Tag Archives: Paul Goodwin

Handel’s “Messiah” at the National Arts Centre

The ceiling at the National Arts Centre

Last night I attended my third Messiah, although my first in Ottawa. The first two were put on by the Toronto Symphony Orchestra at Roy Thomson Hall. One year it was advertised as Toronto's favourite Messiah, and the other as Toronto's biggest. Take that how you will; but I will tell you this: Toronto loves Handel's Messiah more than any other city in the world, probably. You can't go anywhere around the holidays without seeing advertisements from all sorts of musical groups inviting you to their rendition. So it was a little disappointing to learn that there would only be two shows put on by the NAC Orchestra in Ottawa–especially as the performance was such a good one.

I was a little sceptical at first–the choir was maybe a fifth the size of the one I remembered seeing in Toronto, and although I know pretty much nothing about music, I could see that the orchestra was quite a bit smaller as well. But then I remembered that I hadn't been overwhelmingly pleased by some of the elements of the second Toronto performance I'd seen (2010, I think), which had included sleigh bells. The audience here gave be a bit of worry, too, as they seemed like they might not really be into the whole thing. Indeed, the people sitting in front of us clearly weren't because they were glued to their phones the entire evening and left right after the Hallelujah chorus (by accident, I thought, assuming they assumed that because everyone stood up that meant it was the end of it, but my husband thinks they planned their “escape” deliberately). Their loss. They missed the best part, the “Worthy is the Lamb” and “Amen” at the end.

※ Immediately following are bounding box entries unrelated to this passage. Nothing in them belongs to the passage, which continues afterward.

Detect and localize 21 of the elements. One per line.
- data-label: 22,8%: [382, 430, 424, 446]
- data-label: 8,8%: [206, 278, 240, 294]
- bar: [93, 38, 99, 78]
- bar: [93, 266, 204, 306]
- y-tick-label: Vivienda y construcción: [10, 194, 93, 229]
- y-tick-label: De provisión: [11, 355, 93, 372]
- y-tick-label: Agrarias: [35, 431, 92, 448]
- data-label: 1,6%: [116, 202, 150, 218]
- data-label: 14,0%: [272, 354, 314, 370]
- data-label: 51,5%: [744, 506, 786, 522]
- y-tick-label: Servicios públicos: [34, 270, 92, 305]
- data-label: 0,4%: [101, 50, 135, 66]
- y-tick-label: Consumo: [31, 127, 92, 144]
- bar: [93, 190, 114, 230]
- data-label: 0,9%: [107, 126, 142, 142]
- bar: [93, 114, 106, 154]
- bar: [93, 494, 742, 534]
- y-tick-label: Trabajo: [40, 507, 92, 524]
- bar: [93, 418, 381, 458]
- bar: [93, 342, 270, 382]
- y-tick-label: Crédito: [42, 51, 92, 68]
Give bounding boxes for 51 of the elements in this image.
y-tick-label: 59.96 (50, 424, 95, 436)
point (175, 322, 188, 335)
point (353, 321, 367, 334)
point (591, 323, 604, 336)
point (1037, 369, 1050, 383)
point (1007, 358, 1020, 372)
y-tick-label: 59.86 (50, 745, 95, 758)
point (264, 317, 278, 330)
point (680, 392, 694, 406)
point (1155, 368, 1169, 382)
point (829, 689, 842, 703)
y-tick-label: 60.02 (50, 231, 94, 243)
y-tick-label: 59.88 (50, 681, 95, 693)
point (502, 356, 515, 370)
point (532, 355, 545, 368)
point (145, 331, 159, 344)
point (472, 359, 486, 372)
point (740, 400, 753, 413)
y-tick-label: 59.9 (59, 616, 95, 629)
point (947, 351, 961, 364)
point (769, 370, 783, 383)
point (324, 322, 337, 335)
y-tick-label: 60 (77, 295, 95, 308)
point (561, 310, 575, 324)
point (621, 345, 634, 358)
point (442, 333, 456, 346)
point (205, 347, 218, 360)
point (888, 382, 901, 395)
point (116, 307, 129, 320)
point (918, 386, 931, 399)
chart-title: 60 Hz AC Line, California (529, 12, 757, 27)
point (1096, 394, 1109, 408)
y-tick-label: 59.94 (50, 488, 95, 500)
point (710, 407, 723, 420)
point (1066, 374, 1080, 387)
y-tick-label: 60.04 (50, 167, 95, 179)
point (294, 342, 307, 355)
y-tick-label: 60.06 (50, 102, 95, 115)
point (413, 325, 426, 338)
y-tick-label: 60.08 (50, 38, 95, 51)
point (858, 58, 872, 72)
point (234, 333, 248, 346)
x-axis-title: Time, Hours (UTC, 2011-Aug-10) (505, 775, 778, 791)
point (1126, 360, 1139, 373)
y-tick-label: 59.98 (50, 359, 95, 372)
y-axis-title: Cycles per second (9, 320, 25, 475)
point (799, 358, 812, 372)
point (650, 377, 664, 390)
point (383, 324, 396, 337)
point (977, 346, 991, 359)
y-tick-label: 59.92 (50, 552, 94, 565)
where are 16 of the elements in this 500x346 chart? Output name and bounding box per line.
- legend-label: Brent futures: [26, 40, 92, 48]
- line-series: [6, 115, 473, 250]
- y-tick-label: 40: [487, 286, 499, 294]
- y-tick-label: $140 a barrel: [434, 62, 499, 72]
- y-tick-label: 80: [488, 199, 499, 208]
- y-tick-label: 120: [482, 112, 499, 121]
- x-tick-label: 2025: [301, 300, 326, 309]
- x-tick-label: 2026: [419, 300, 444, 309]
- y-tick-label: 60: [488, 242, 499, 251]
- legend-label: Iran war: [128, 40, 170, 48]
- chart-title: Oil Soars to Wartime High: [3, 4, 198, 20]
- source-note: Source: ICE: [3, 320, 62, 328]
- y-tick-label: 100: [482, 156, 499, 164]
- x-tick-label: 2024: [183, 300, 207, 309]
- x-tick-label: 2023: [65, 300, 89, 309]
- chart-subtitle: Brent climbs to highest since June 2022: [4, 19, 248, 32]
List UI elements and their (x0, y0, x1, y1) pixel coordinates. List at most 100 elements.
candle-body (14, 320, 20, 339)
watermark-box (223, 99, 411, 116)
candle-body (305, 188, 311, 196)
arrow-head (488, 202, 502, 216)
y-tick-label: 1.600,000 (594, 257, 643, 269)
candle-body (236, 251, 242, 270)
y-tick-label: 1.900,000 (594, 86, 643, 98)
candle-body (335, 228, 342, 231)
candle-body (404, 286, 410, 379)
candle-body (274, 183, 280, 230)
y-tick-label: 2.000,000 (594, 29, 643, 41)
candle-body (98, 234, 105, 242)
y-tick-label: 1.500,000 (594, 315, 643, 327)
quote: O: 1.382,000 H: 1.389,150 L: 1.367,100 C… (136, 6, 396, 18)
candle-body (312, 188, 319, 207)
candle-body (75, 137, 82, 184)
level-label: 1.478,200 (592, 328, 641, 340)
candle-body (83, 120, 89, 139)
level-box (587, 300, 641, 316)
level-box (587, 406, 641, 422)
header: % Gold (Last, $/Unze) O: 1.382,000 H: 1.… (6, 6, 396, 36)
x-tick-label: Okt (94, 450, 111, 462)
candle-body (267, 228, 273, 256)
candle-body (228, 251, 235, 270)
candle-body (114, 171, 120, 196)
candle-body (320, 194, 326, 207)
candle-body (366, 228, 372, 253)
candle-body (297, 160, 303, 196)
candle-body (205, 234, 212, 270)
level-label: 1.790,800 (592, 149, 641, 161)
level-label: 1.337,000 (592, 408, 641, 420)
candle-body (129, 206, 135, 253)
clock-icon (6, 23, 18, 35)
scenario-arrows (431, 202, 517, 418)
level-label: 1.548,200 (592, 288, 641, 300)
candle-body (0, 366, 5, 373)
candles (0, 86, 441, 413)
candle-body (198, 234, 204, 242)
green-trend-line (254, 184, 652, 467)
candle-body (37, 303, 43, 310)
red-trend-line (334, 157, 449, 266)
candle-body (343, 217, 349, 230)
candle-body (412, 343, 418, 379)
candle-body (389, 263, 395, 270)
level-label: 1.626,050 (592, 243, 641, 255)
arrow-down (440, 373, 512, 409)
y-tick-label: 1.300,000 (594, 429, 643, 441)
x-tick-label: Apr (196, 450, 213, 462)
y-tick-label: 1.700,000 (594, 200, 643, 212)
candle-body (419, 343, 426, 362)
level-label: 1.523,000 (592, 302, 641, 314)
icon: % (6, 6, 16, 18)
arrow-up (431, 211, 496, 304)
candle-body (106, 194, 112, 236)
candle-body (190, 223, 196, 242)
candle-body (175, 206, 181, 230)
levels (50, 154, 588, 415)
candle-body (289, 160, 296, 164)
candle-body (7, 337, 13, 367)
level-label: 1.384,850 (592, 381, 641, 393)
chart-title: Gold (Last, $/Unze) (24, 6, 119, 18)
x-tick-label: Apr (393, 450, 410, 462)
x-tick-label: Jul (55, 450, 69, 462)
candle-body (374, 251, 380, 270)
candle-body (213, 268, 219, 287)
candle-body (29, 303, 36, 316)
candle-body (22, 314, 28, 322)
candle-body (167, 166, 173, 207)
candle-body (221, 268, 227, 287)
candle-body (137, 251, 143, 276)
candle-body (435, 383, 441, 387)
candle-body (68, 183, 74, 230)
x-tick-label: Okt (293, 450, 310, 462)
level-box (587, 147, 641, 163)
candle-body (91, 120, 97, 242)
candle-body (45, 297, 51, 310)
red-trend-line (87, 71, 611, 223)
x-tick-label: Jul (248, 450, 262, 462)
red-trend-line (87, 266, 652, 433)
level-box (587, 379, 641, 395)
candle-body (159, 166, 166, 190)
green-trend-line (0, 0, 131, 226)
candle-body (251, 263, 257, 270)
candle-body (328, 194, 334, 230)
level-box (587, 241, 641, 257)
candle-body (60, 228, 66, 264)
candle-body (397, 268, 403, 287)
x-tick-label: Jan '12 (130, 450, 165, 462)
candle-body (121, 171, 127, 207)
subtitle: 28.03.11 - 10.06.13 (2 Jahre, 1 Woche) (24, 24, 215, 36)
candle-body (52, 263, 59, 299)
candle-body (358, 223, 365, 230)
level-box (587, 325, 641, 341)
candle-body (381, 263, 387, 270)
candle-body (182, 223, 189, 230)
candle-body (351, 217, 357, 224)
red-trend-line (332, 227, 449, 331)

Let me be clear: I know pretty much nothing about music. But maybe that's why I like Messiahs so much. I know that I like it, and I like that the music follows the emotion of the text, and I'm familiar with it and thus can enjoy that fulfilling of the anticipated moment that comes with listening to live performances of pieces with which you are familiar. I'm sure there's some kind of music theory term to explain that experience, but I'm afraid that's the best I have. I also dearly love the trumpet music (performed here by Karen Donnelly). Partly it makes me happy simply because I notice that it delights me. “Ah!” I think. “I, too, can appreciate music!” But also it just really is delightful. And this performance was delightful! There were moments when I wished for the vocal power of a massive TSO-esque choir, but then I realised that this was the first Messiah I'd attended where I really found myself paying intent attention to the orchestra and not just the choir (and trumpet). I was able to really appreciate all the strings, for instance, and I think that with a larger, louder choir they might have been lost, or at least overwhelmed. The choir was made up of the Cantata Singers of Ottawa (Michael Zaugg) and Seventeen Voyces (Kevin Reeves). I was obedient and didn't take any pictures during the performance, but this should give you a sense of the size of the thing:

So! It was delightful and subtle where it should be and loud and brash where it should be even though their were far fewer people performing. I was impressed by all the soloists (is that the right term?) but especially so by Diana Moore (who is a mezzo-soprano and sang alto? I told you I know nothing about music), who stood out to me for reasons I could not articulate but did. This should not be taken to mean that I was disappointed in the others (Jacqueline Woodley, Colin Balzer, and Alexander Dobson), of course. As sidenote, I should mention that Jaqueline Woodley was performing in place of Hélène Guilmette, who was out sick.

Also, I'm not sure if you can see that little star in the picture beside “soprano,” but they are attached to each name because apparently singers count as actors and belong to the Canadian Actors' Equity Association:

Who knew? I sure didn't.

Anyway! Paul Goodwin was the conductor, and as my handy programme let me know, he's a bit of a traditionalist, a man after my own heart. He seemed to get more and more excited as the night went on, gathering up energy from the performance rather than expending it, and by the end of it he was literally leaping into the air. It was fascinating to watch: at certain points (such as during the Amen at the end) he seemed to be throwing music into the air, like a magician: not pulling it out of the performers, but casting it on them. And that is the most special thing for someone like me who knows nothing about music: the absurdity that bits of wood and string and metal and people can be guided into making such a coherent thing. Ah! You musicians go ahead and laugh at me; I don't mind.

But not all is good in this story. The fact is that there were only two performances and that even with that there was a visible area of empty seats. This should not be! Why aren't people going to see these things? The National Arts Centre hosts not only the orchestra, but travelling Broadway-type shows, pop concerts, the ballet, and what have you. Are people really so uninterested in the arts here that they can manage to fit it all in one building? That is a real shame.